Arunika menghela napas seraya tersenyum kecil. "Ayah, yang kau bilang pria licik itu adalah seorang pangeran," ujar Arunika mengingatkan, "Dan kau juga mengundang pria licik itu untuk makan malam di rumah kita," sambungnya menyindir sang ayah.
Yasawirya menoleh pada Arunika. "Yah, tetap saja dia pria licik," Matanya melirik kotak perhiasan yang kembali berada di tangan putrinya lagi, "buktinya dia memberikan itu padamu lagi."
Gadis itu melirik tangan kiri yang memegang kotak tersebut, lalu tersenyum.
"Dia hanya menyuruhku untuk menjaganya lagi, Ayah ...."
Yasawirya terkekeh miris sambil geleng-geleng kepala. Dia tidak menyangka ajarannya selama lima tahun ini sangat berhasil membuat sang putri menjadi bodoh soal urusan percintaan dan tipu muslihat seorang lelaki.
***
Pria itu mengeluarkan sebuah kain berwarna hitam dari saku celana dan melilitkannya pada bagian wajah.

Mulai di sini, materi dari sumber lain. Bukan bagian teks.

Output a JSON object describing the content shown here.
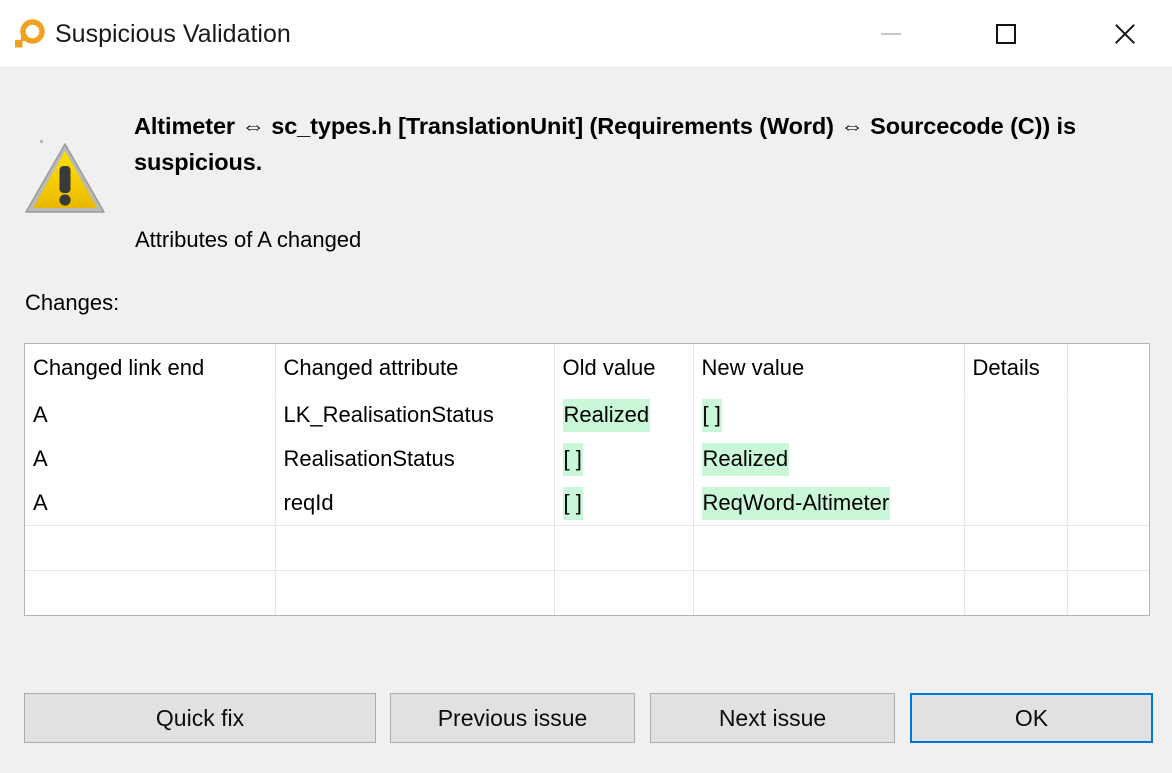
{
  "window": {
    "title": "Suspicious Validation",
    "icon": "app-ring-icon",
    "controls": {
      "minimize": "minimize-icon",
      "maximize": "maximize-icon",
      "close": "close-icon"
    }
  },
  "dialog": {
    "icon": "warning-triangle-icon",
    "heading": "Altimeter ⇔ sc_types.h [TranslationUnit] (Requirements (Word)  ⇔ Sourcecode (C)) is suspicious.",
    "subtext": "Attributes of A changed",
    "changes_label": "Changes:"
  },
  "table": {
    "columns": [
      "Changed link end",
      "Changed attribute",
      "Old value",
      "New value",
      "Details",
      ""
    ],
    "rows": [
      {
        "changed_link_end": "A",
        "changed_attribute": "LK_RealisationStatus",
        "old_value": "Realized",
        "old_value_highlighted": true,
        "new_value": "[ ]",
        "new_value_highlighted": true,
        "details": ""
      },
      {
        "changed_link_end": "A",
        "changed_attribute": "RealisationStatus",
        "old_value": "[ ]",
        "old_value_highlighted": true,
        "new_value": "Realized",
        "new_value_highlighted": true,
        "details": ""
      },
      {
        "changed_link_end": "A",
        "changed_attribute": "reqId",
        "old_value": "[ ]",
        "old_value_highlighted": true,
        "new_value": "ReqWord-Altimeter",
        "new_value_highlighted": true,
        "details": ""
      }
    ],
    "empty_row_count": 2,
    "highlight_color": "#c9f7d7"
  },
  "buttons": {
    "quick_fix": "Quick fix",
    "previous_issue": "Previous issue",
    "next_issue": "Next issue",
    "ok": "OK",
    "default_button_accent": "#0078d7"
  }
}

Dia berjalan dengan hati-hati dengan mata yang tetap mengawasi dua orang di depannya. Dua orang yang terlihat mencurigakan dengan seragam hitam lengkap dengan sorban dan pedang yang tersampir.
"Mau ke mana mereka?"
Aneh sekali! Kenapa mereka berbelok ke jalan buntu?

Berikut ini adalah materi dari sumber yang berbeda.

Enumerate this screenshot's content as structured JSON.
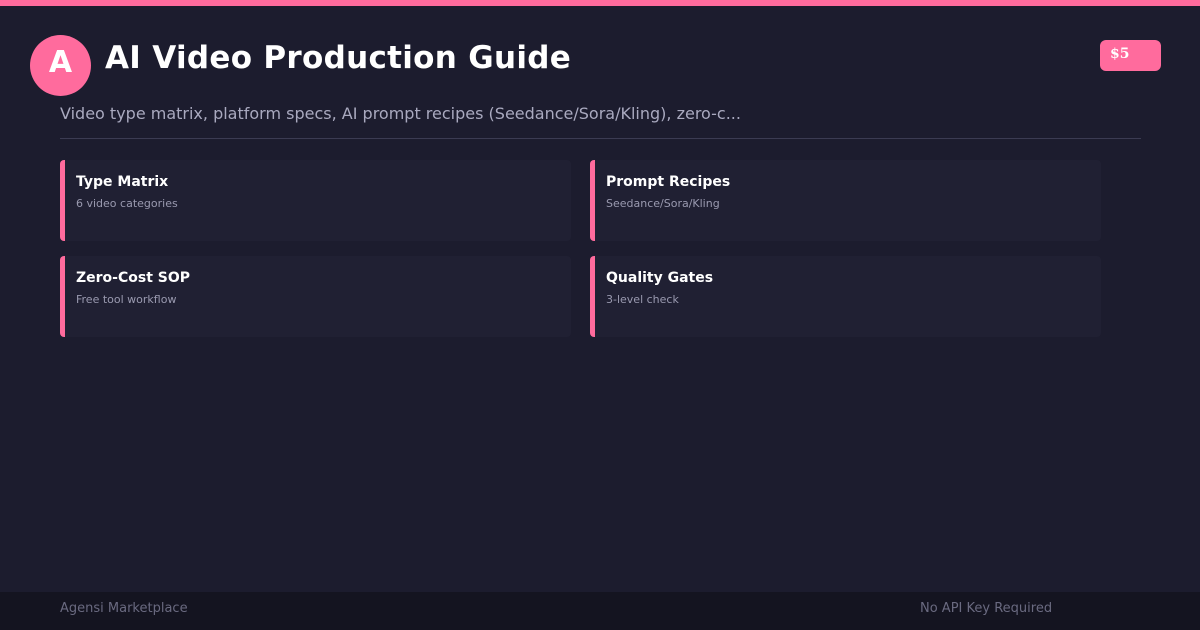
{
  "header": {
    "avatar_letter": "A",
    "title": "AI Video Production Guide",
    "price": "$5",
    "subtitle": "Video type matrix, platform specs, AI prompt recipes (Seedance/Sora/Kling), zero-c..."
  },
  "cards": [
    {
      "title": "Type Matrix",
      "desc": "6 video categories"
    },
    {
      "title": "Prompt Recipes",
      "desc": "Seedance/Sora/Kling"
    },
    {
      "title": "Zero-Cost SOP",
      "desc": "Free tool workflow"
    },
    {
      "title": "Quality Gates",
      "desc": "3-level check"
    }
  ],
  "footer": {
    "left": "Agensi Marketplace",
    "right": "No API Key Required"
  },
  "colors": {
    "accent": "#ff6b9d",
    "background": "#1c1c2e",
    "card": "#202033",
    "footer": "#141420"
  }
}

Gasendra terus membuntut sampai di mulut jalan buntu, kemudian menyembunyikan tubuh besarnya di balik papan kayu seraya mengintip pergerakan di depan sana.
Salah satu pria melihat keadaan sekeliling, kemudian memberi kode pada temannya bahwa kondisi sekitar sudah aman.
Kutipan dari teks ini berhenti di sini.